While his emotional roots are in Fujairah, his cultural roots are in Sharjah, where he studied at the American University. “I feel like I still get educated in Sharjah. Whenever I’m bored or I need nourishment, I drive to see the exhibitions over there. It’s mind-blowing to get those world-class exhibitions. I feel quite fortunate for that.” 

He will be doing some educating of his own soon. He recently completed a commission to create a film for Dubai’s new maritime-focused museum. It tells the story of a young boy dreaming of becoming a pearl diver in 1920s Dubai. It’s an ambitious 360-degree experience, sprawling across eight screens. “It was one of the most amazing experiences I’ve had in this profession. I can’t wait to screen it,” he says. It sounds thematically linked to Camel Tears. “Yes, of course, I was in that kind of world already. I worked with a local producer, local art director, and local theatre actors. It was an introductory foundation to Camel Tears, without me knowing it.” 

I ask him what a dream year looks like, five or 10 years into the future. “I dream of winning an Oscar, a Palme d’Or, a Golden Bear. I have my eyes set on the big prize. I will not stop until I reach that. I like to set goals and I like to achieve them, both in my career and personal life,” he reveals with refreshing candour. 

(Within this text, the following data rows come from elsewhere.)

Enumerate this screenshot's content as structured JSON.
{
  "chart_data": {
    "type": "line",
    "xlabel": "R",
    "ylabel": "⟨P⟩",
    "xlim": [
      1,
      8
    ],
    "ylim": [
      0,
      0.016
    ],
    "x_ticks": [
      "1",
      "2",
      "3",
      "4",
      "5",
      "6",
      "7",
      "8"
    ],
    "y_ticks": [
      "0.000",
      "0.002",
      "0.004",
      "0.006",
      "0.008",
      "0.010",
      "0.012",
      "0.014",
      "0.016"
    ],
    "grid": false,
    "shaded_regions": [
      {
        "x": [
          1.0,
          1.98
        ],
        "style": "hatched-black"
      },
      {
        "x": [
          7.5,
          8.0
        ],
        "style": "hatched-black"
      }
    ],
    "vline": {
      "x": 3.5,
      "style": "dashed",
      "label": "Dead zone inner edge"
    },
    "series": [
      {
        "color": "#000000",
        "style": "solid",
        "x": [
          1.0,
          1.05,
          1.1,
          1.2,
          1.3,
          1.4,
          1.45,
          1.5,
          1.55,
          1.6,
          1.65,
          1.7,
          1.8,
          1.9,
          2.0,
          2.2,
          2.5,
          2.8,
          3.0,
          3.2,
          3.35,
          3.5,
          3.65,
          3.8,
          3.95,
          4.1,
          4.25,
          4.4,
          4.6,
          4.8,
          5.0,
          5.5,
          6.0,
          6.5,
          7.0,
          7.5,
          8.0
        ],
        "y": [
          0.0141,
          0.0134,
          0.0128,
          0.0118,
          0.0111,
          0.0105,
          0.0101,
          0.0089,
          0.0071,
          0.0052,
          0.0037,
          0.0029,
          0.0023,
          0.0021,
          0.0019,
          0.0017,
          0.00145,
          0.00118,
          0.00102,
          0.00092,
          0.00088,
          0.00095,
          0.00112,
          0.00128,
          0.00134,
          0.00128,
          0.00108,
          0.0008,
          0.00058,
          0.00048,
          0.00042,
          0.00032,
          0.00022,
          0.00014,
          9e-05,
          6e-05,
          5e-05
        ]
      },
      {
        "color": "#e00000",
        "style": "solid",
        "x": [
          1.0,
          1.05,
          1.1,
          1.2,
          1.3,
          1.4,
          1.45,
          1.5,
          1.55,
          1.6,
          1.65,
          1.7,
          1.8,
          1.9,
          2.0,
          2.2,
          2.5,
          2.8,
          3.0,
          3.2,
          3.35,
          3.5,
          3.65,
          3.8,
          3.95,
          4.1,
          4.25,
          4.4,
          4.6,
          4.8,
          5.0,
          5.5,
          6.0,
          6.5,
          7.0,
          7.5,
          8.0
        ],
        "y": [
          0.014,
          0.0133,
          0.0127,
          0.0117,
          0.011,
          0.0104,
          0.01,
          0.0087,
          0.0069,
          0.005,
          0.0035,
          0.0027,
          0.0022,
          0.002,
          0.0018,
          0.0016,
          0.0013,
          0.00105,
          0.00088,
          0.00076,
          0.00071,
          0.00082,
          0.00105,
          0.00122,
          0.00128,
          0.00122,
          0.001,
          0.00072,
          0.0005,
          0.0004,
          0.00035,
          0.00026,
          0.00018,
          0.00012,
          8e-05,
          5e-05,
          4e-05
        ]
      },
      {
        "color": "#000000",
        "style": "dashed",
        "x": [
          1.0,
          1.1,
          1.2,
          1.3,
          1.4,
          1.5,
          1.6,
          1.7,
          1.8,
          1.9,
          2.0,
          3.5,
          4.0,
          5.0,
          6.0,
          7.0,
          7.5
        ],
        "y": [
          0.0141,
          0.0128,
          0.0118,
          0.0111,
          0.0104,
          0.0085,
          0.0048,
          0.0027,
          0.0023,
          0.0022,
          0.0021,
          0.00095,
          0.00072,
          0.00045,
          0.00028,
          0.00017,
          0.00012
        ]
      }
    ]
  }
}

For now, we are sitting amongst his boxes of art and memories. Al Kaabi is a creator but he’s also a builder. Even though the moment is ripe for making films and seeking personal success, there is the sense that it is also an auspicious time to build something beyond oneself. “It’s an interesting time to be here,” he says of the Emirates. “Everyone’s building something. We’re all part of the process of making something. It’s tangible and inspiring. I’m happy to be here.”